Underlying GeoVision's unique deep-learning functionality is a comprehensive system comprising cameras, recording servers, and a video control center. It connects with GeoVision and third-party IP cameras through standard protocols as shown in Figure 1. This scale is made possible by Intel^® processors that increase video-processing efficiency and deep-learning capability.

Figure 1: GeoVision Smart Video Management System

Based on Intel^® x86 architecture, GV-VMS fully utilizes the Intel^® Core^™ processor. When combined with an implementation of the Intel^® OpenVINO™ toolkit, performance of deep learning-driven video analytics is boosted eight to tenfold. This enables a greater capacity for simultaneous video processing without any additional requirements.

GeoVision cameras have the ability for deep learning at the network’s edge. The cameras can send alerts when something is detected rather than transmitting all the video to a central location for analysis, reducing delay before action can be taken.

Most cities also have legacy video systems with cameras, gateways, and software. GeoVision application programming interfaces (APIs) and a software developer’s kit (SDK) allow connectivity with legacy hardware and software. The GeoVision Control Center provides unified cloud management software, integrating all IP cameras into an overall security and management system.

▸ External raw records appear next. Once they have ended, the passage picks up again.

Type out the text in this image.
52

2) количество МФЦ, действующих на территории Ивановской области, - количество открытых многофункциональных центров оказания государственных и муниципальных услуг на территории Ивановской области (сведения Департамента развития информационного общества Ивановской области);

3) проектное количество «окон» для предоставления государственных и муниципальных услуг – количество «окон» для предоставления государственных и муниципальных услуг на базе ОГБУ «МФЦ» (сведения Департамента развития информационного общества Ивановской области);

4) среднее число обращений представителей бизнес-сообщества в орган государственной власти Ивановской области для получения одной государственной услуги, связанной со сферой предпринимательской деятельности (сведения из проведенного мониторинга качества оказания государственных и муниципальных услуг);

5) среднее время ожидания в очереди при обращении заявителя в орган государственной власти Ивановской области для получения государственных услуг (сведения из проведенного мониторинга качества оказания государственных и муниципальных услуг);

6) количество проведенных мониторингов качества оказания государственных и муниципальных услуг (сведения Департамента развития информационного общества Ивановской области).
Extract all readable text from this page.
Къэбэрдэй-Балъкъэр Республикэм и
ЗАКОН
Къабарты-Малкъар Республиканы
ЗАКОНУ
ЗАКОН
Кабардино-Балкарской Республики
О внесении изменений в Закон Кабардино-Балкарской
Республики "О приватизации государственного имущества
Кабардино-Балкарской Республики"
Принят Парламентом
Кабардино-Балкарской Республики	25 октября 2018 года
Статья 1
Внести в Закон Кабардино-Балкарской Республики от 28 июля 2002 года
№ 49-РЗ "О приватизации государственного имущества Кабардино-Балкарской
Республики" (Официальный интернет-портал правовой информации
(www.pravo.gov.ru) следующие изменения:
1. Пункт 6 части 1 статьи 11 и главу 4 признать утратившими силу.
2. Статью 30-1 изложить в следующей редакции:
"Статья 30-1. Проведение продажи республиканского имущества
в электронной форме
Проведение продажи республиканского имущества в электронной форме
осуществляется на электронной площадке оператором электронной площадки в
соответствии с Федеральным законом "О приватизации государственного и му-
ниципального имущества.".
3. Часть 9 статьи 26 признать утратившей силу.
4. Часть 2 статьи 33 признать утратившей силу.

In one example, Vatican City has been using video surveillance systems for decades. Over the years, this resulted in different cameras, gateways, and software tools from multiple vendors. Working with GeoVision, Vatican City strategically integrated old cameras and software into a central surveillance solution. Cameras in important government buildings, churches, chapels, and intersections are under central control. The GeoVision solution creates a unified system—monitoring video feeds across 140 sites across Rome.

Smart and Scalable

The solution can scale to effectively any level of video use. A single implementation can manage up to 57,600 video streams. The system transfers video data to the unified cloud management system, which can monitor and control more than 1,000 GV-VMS systems. On the back end, big data storage is available in the customer's data center or in the cloud, using Intel processor-based servers.

The Smart Video Management Solution also integrates with other systems, like fire detection or access control–extending its overall functionality. Connected with access control, as an example, the solution could use facial recognition to allow people into restricted areas of any sort, whether limited building or parking access. It can display data from other systems in a centralized window.

By combining deep learning and the ability to integrate with other hardware and software, cities can use solutions like those from GeoVision to improve video surveillance. Deep learning improves automated responses, integration improves operational efficiency, and scalability means that a city won’t outgrow the capabilities of the video system.

“When it comes to a city scenario, a traditional video surveillance solution covers all the basics. But once a project grows to city scale, in just one day you can have thousands of hours of recording. It takes too long and too many people to actually pinpoint something that you’re looking for. The GeoVision solution makes it easier for the operator to isolate exactly who or what they are looking for,” said Lin.